Some such critics of liberalism do not shrink from including the Founding in their sights. Patrick Deneen, a professor of political science at the University of Notre Dame, argues that the Founding partook of a disordered (and Protestant) individualism that was bound by some iron law of its own internal logic to grow ever more corrupt over time. In the course of a debate with Deneen about the Founding at the conservative website Public Discourse, Robert Reilly points out that if Deneen is right then Justice Ruth Bader Ginsburg has read the Constitution better than Justice Antonin Scalia did. The Supreme Court decisions most loathed by social conservatives — Roe v. Wade and Obergefell v. Hodges — really did, on this view, work out the implicit logic of the Constitution. If those results are deplorable, it is because their source is, too. The Founders built worse than they knew.

The defense of human dignity and civil society: These ideas are not alien imports from a radically individualist liberalism that social conservatives should regard with suspicion.

The debate on the right about liberalism and the Founding never ends. It only waxes and wanes. It seems likely to keep waxing in this moment of uncertainty. Yet it may be possible to identify an important area of common ground, particularly given how many of the participants in the debate are Catholics.

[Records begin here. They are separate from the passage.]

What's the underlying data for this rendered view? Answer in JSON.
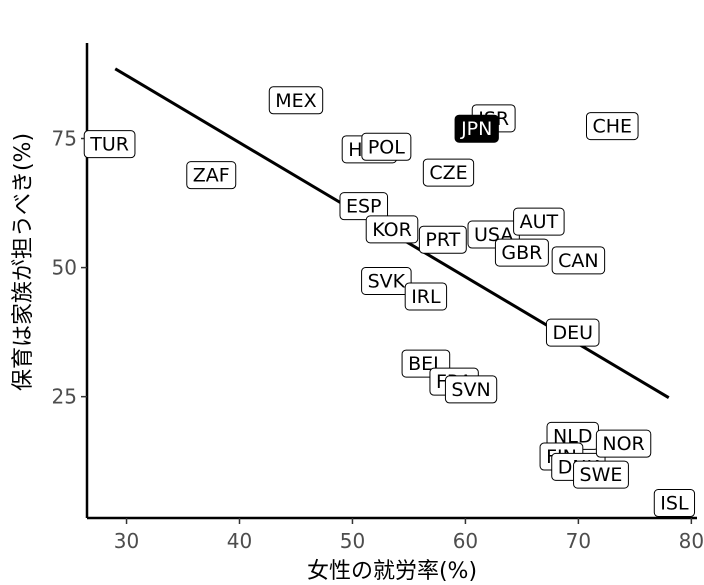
{
  "chart_data": {
    "type": "scatter",
    "xlabel": "女性の就労率(%)",
    "ylabel": "保育は家族が担うべき(%)",
    "xlim": [
      26.5,
      80.5
    ],
    "ylim": [
      1.5,
      93.5
    ],
    "xticks": [
      30,
      40,
      50,
      60,
      70,
      80
    ],
    "yticks": [
      25,
      50,
      75
    ],
    "grid": false,
    "highlight": "JPN",
    "points": [
      {
        "label": "TUR",
        "x": 28.5,
        "y": 74.0
      },
      {
        "label": "ZAF",
        "x": 37.5,
        "y": 68.0
      },
      {
        "label": "MEX",
        "x": 45.0,
        "y": 82.5
      },
      {
        "label": "HUN",
        "x": 51.5,
        "y": 73.0
      },
      {
        "label": "POL",
        "x": 53.0,
        "y": 73.5
      },
      {
        "label": "ISR",
        "x": 62.5,
        "y": 79.0
      },
      {
        "label": "JPN",
        "x": 61.0,
        "y": 77.0
      },
      {
        "label": "CHE",
        "x": 73.0,
        "y": 77.5
      },
      {
        "label": "CZE",
        "x": 58.5,
        "y": 68.5
      },
      {
        "label": "ESP",
        "x": 51.0,
        "y": 62.0
      },
      {
        "label": "KOR",
        "x": 53.5,
        "y": 57.5
      },
      {
        "label": "PRT",
        "x": 58.0,
        "y": 55.5
      },
      {
        "label": "USA",
        "x": 62.5,
        "y": 56.5
      },
      {
        "label": "AUT",
        "x": 66.5,
        "y": 59.0
      },
      {
        "label": "GBR",
        "x": 65.0,
        "y": 53.0
      },
      {
        "label": "CAN",
        "x": 70.0,
        "y": 51.5
      },
      {
        "label": "SVK",
        "x": 53.0,
        "y": 47.5
      },
      {
        "label": "IRL",
        "x": 56.5,
        "y": 44.5
      },
      {
        "label": "DEU",
        "x": 69.5,
        "y": 37.5
      },
      {
        "label": "BEL",
        "x": 56.5,
        "y": 31.5
      },
      {
        "label": "FRA",
        "x": 59.0,
        "y": 28.0
      },
      {
        "label": "SVN",
        "x": 60.5,
        "y": 26.5
      },
      {
        "label": "NLD",
        "x": 69.5,
        "y": 17.5
      },
      {
        "label": "FIN",
        "x": 68.5,
        "y": 13.5
      },
      {
        "label": "DNK",
        "x": 70.0,
        "y": 11.5
      },
      {
        "label": "NOR",
        "x": 74.0,
        "y": 16.0
      },
      {
        "label": "SWE",
        "x": 72.0,
        "y": 10.0
      },
      {
        "label": "ISL",
        "x": 78.5,
        "y": 4.5
      }
    ],
    "trend_line": {
      "x": [
        29.0,
        78.0
      ],
      "y": [
        88.5,
        24.8
      ]
    }
  }
}
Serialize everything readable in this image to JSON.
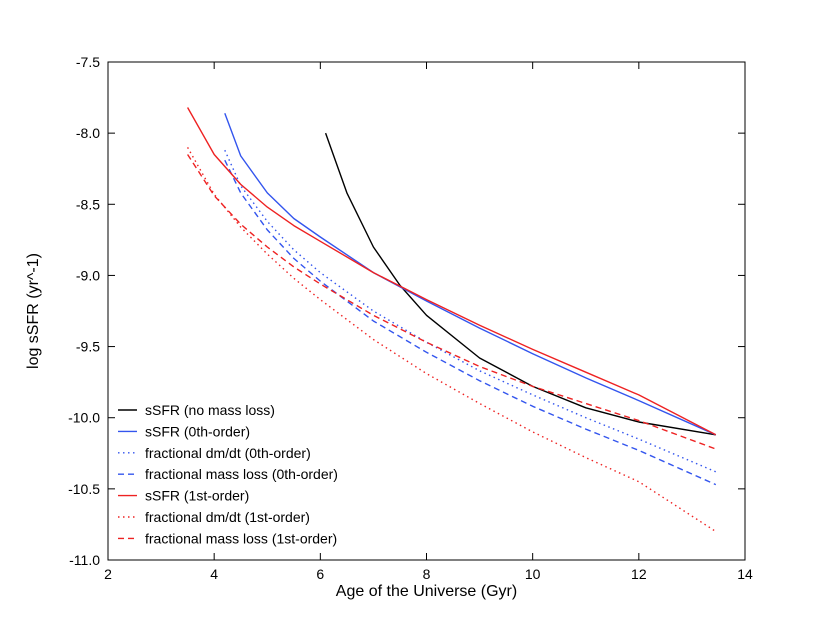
{
  "chart_data": {
    "type": "line",
    "title": "",
    "xlabel": "Age of the Universe (Gyr)",
    "ylabel": "log sSFR (yr^-1)",
    "xlim": [
      2,
      14
    ],
    "ylim": [
      -11.0,
      -7.5
    ],
    "xticks": [
      2,
      4,
      6,
      8,
      10,
      12,
      14
    ],
    "xtick_labels": [
      "2",
      "4",
      "6",
      "8",
      "10",
      "12",
      "14"
    ],
    "yticks": [
      -7.5,
      -8.0,
      -8.5,
      -9.0,
      -9.5,
      -10.0,
      -10.5,
      -11.0
    ],
    "ytick_labels": [
      "-7.5",
      "-8.0",
      "-8.5",
      "-9.0",
      "-9.5",
      "-10.0",
      "-10.5",
      "-11.0"
    ],
    "grid": false,
    "legend_position": "lower-left",
    "series": [
      {
        "name": "sSFR (no mass loss)",
        "color": "#000000",
        "dash": "solid",
        "x": [
          6.1,
          6.5,
          7.0,
          7.5,
          8.0,
          9.0,
          10.0,
          11.0,
          12.0,
          13.45
        ],
        "y": [
          -8.0,
          -8.42,
          -8.8,
          -9.07,
          -9.28,
          -9.58,
          -9.78,
          -9.93,
          -10.03,
          -10.12
        ]
      },
      {
        "name": "sSFR (0th-order)",
        "color": "#3355ee",
        "dash": "solid",
        "x": [
          4.2,
          4.5,
          5.0,
          5.5,
          6.0,
          7.0,
          8.0,
          9.0,
          10.0,
          11.0,
          12.0,
          13.45
        ],
        "y": [
          -7.86,
          -8.16,
          -8.42,
          -8.6,
          -8.73,
          -8.98,
          -9.18,
          -9.37,
          -9.55,
          -9.72,
          -9.88,
          -10.12
        ]
      },
      {
        "name": "fractional dm/dt (0th-order)",
        "color": "#3355ee",
        "dash": "dotted",
        "x": [
          4.2,
          4.5,
          5.0,
          5.5,
          6.0,
          7.0,
          8.0,
          9.0,
          10.0,
          11.0,
          12.0,
          13.45
        ],
        "y": [
          -8.12,
          -8.37,
          -8.62,
          -8.82,
          -8.98,
          -9.25,
          -9.47,
          -9.67,
          -9.84,
          -10.0,
          -10.15,
          -10.38
        ]
      },
      {
        "name": "fractional mass loss (0th-order)",
        "color": "#3355ee",
        "dash": "dashed",
        "x": [
          4.2,
          4.5,
          5.0,
          5.5,
          6.0,
          7.0,
          8.0,
          9.0,
          10.0,
          11.0,
          12.0,
          13.45
        ],
        "y": [
          -8.19,
          -8.42,
          -8.68,
          -8.88,
          -9.04,
          -9.32,
          -9.54,
          -9.74,
          -9.92,
          -10.08,
          -10.23,
          -10.47
        ]
      },
      {
        "name": "sSFR (1st-order)",
        "color": "#ee2222",
        "dash": "solid",
        "x": [
          3.5,
          4.0,
          4.5,
          5.0,
          5.5,
          6.0,
          7.0,
          8.0,
          9.0,
          10.0,
          11.0,
          12.0,
          13.45
        ],
        "y": [
          -7.82,
          -8.15,
          -8.36,
          -8.52,
          -8.65,
          -8.76,
          -8.98,
          -9.17,
          -9.35,
          -9.52,
          -9.68,
          -9.84,
          -10.12
        ]
      },
      {
        "name": "fractional dm/dt (1st-order)",
        "color": "#ee2222",
        "dash": "dotted",
        "x": [
          3.5,
          4.0,
          4.5,
          5.0,
          5.5,
          6.0,
          7.0,
          8.0,
          9.0,
          10.0,
          11.0,
          12.0,
          13.45
        ],
        "y": [
          -8.1,
          -8.43,
          -8.66,
          -8.85,
          -9.02,
          -9.17,
          -9.45,
          -9.69,
          -9.9,
          -10.1,
          -10.28,
          -10.45,
          -10.8
        ]
      },
      {
        "name": "fractional mass loss (1st-order)",
        "color": "#ee2222",
        "dash": "dashed",
        "x": [
          3.5,
          4.0,
          4.5,
          5.0,
          5.5,
          6.0,
          7.0,
          8.0,
          9.0,
          10.0,
          11.0,
          12.0,
          13.45
        ],
        "y": [
          -8.15,
          -8.44,
          -8.64,
          -8.8,
          -8.94,
          -9.06,
          -9.28,
          -9.47,
          -9.64,
          -9.78,
          -9.9,
          -10.02,
          -10.22
        ]
      }
    ]
  }
}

The conventional story about the Church’s relationship to liberalism is that she went from being its bitter enemy to appreciating its virtues, with Pope John Paul II, now recognized as a saint, embracing it most fully. It is, as far as it goes, an accurate story, so long as it is understood that anti-clerical liberals had given the Church reason for apprehension. What is sometimes forgotten is how much of what is most valuable in the liberal tradition has long been present in Catholic Christianity.

Pope Leo XIII has never been considered a liberal, and his 1891 encyclical on capital and labor, Rerum Novarum, is no brief for laissez-faire capitalism. But it includes a strong endorsement of property rights: “The first and most fundamental principle, therefore, if one would undertake to alleviate the condition of the masses, must be the inviolability of private property.” It speaks of the “rights” and the “dignity” of “individuals,” including their right to associate together. It insists on strict limits to government interference with the “family and the household.”

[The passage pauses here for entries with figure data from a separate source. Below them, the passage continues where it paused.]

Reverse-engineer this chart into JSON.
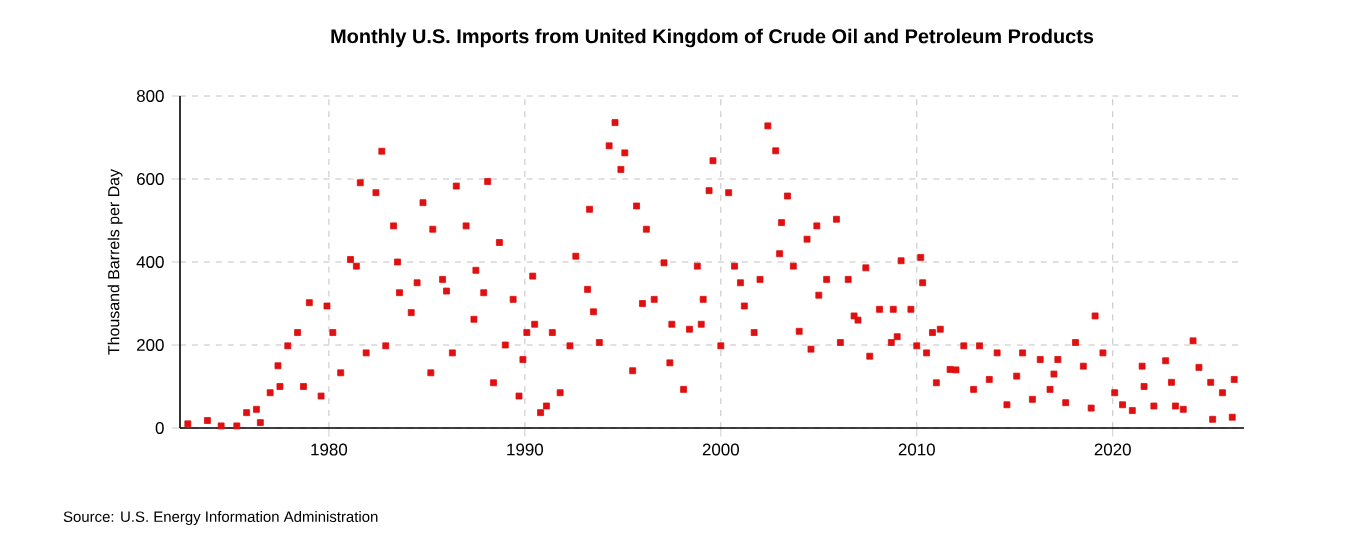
{
  "chart_data": {
    "type": "scatter",
    "title": "Monthly U.S. Imports from United Kingdom of Crude Oil and Petroleum Products",
    "ylabel": "Thousand Barrels per Day",
    "annotations": [
      "Source: U.S. Energy Information Administration"
    ],
    "x": [
      1972.8,
      1973.8,
      1974.5,
      1975.3,
      1975.8,
      1976.3,
      1976.5,
      1977.0,
      1977.4,
      1977.5,
      1977.9,
      1978.4,
      1978.7,
      1979.0,
      1979.6,
      1979.9,
      1980.2,
      1980.6,
      1981.1,
      1981.4,
      1981.6,
      1981.9,
      1982.4,
      1982.7,
      1982.9,
      1983.3,
      1983.5,
      1983.6,
      1984.2,
      1984.5,
      1984.8,
      1985.2,
      1985.3,
      1985.8,
      1986.0,
      1986.3,
      1986.5,
      1987.0,
      1987.4,
      1987.5,
      1987.9,
      1988.1,
      1988.4,
      1988.7,
      1989.0,
      1989.4,
      1989.7,
      1989.9,
      1990.1,
      1990.4,
      1990.5,
      1990.8,
      1991.1,
      1991.4,
      1991.8,
      1992.3,
      1992.6,
      1993.2,
      1993.3,
      1993.5,
      1993.8,
      1994.3,
      1994.6,
      1994.9,
      1995.1,
      1995.5,
      1995.7,
      1996.0,
      1996.2,
      1996.6,
      1997.1,
      1997.4,
      1997.5,
      1998.1,
      1998.4,
      1998.8,
      1999.0,
      1999.1,
      1999.4,
      1999.6,
      2000.0,
      2000.4,
      2000.7,
      2001.0,
      2001.2,
      2001.7,
      2002.0,
      2002.4,
      2002.8,
      2003.0,
      2003.1,
      2003.4,
      2003.7,
      2004.0,
      2004.4,
      2004.6,
      2004.9,
      2005.0,
      2005.4,
      2005.9,
      2006.1,
      2006.5,
      2006.8,
      2007.0,
      2007.4,
      2007.6,
      2008.1,
      2008.7,
      2008.8,
      2009.0,
      2009.2,
      2009.7,
      2010.0,
      2010.2,
      2010.3,
      2010.5,
      2010.8,
      2011.0,
      2011.2,
      2011.7,
      2012.0,
      2012.4,
      2012.9,
      2013.2,
      2013.7,
      2014.1,
      2014.6,
      2015.1,
      2015.4,
      2015.9,
      2016.3,
      2016.8,
      2017.0,
      2017.2,
      2017.6,
      2018.1,
      2018.5,
      2018.9,
      2019.1,
      2019.5,
      2020.1,
      2020.5,
      2021.0,
      2021.5,
      2021.6,
      2022.1,
      2022.7,
      2023.0,
      2023.2,
      2023.6,
      2024.1,
      2024.4,
      2025.0,
      2025.1,
      2025.6,
      2026.1,
      2026.2
    ],
    "values": [
      10,
      18,
      5,
      5,
      37,
      45,
      13,
      85,
      150,
      100,
      198,
      230,
      100,
      302,
      77,
      294,
      230,
      133,
      406,
      390,
      591,
      181,
      567,
      667,
      198,
      487,
      400,
      326,
      278,
      350,
      543,
      133,
      479,
      358,
      330,
      181,
      583,
      487,
      262,
      380,
      326,
      594,
      109,
      447,
      200,
      310,
      77,
      165,
      230,
      366,
      250,
      37,
      53,
      230,
      85,
      198,
      414,
      334,
      527,
      280,
      206,
      680,
      736,
      623,
      663,
      138,
      535,
      300,
      479,
      310,
      398,
      157,
      250,
      93,
      238,
      390,
      250,
      310,
      572,
      644,
      198,
      567,
      390,
      350,
      294,
      230,
      358,
      728,
      668,
      420,
      495,
      559,
      390,
      233,
      455,
      190,
      487,
      320,
      358,
      503,
      206,
      358,
      270,
      260,
      386,
      173,
      286,
      206,
      286,
      220,
      403,
      286,
      198,
      411,
      350,
      181,
      230,
      109,
      238,
      141,
      140,
      198,
      93,
      198,
      117,
      181,
      56,
      125,
      181,
      69,
      165,
      93,
      130,
      165,
      61,
      206,
      149,
      48,
      270,
      181,
      85,
      56,
      42,
      149,
      100,
      53,
      162,
      110,
      53,
      45,
      210,
      146,
      110,
      21,
      85,
      26,
      117
    ],
    "color": "#e01010",
    "marker": "square",
    "grid": true,
    "xlim": [
      1972.4,
      2026.7
    ],
    "ylim": [
      0,
      800
    ],
    "xticks": [
      1980,
      1990,
      2000,
      2010,
      2020
    ],
    "yticks": [
      0,
      200,
      400,
      600,
      800
    ]
  }
}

On the 40th anniversary of the encyclical, in Quadrigesimo Anno, Pope Pius XI drew out the implication that “it is an injustice and at the same time a grave evil and disturbance of right order to assign to a greater and higher association what lesser and subordinate organizations can do.” The state has a duty to protect this “graduated order.”

The defense of human dignity and civil society: These ideas are not alien imports from a radically individualist liberalism that social conservatives should regard with suspicion. They are part and parcel of the long and honorable Western tradition that includes the best of liberalism and restrains the worst of it. They are an internal resource — both preceding and helping to shape liberalism — that can help us make the most of what liberalism offers while keeping liberalism from corrupting itself, and therefore our society. And they are non-negotiable priorities.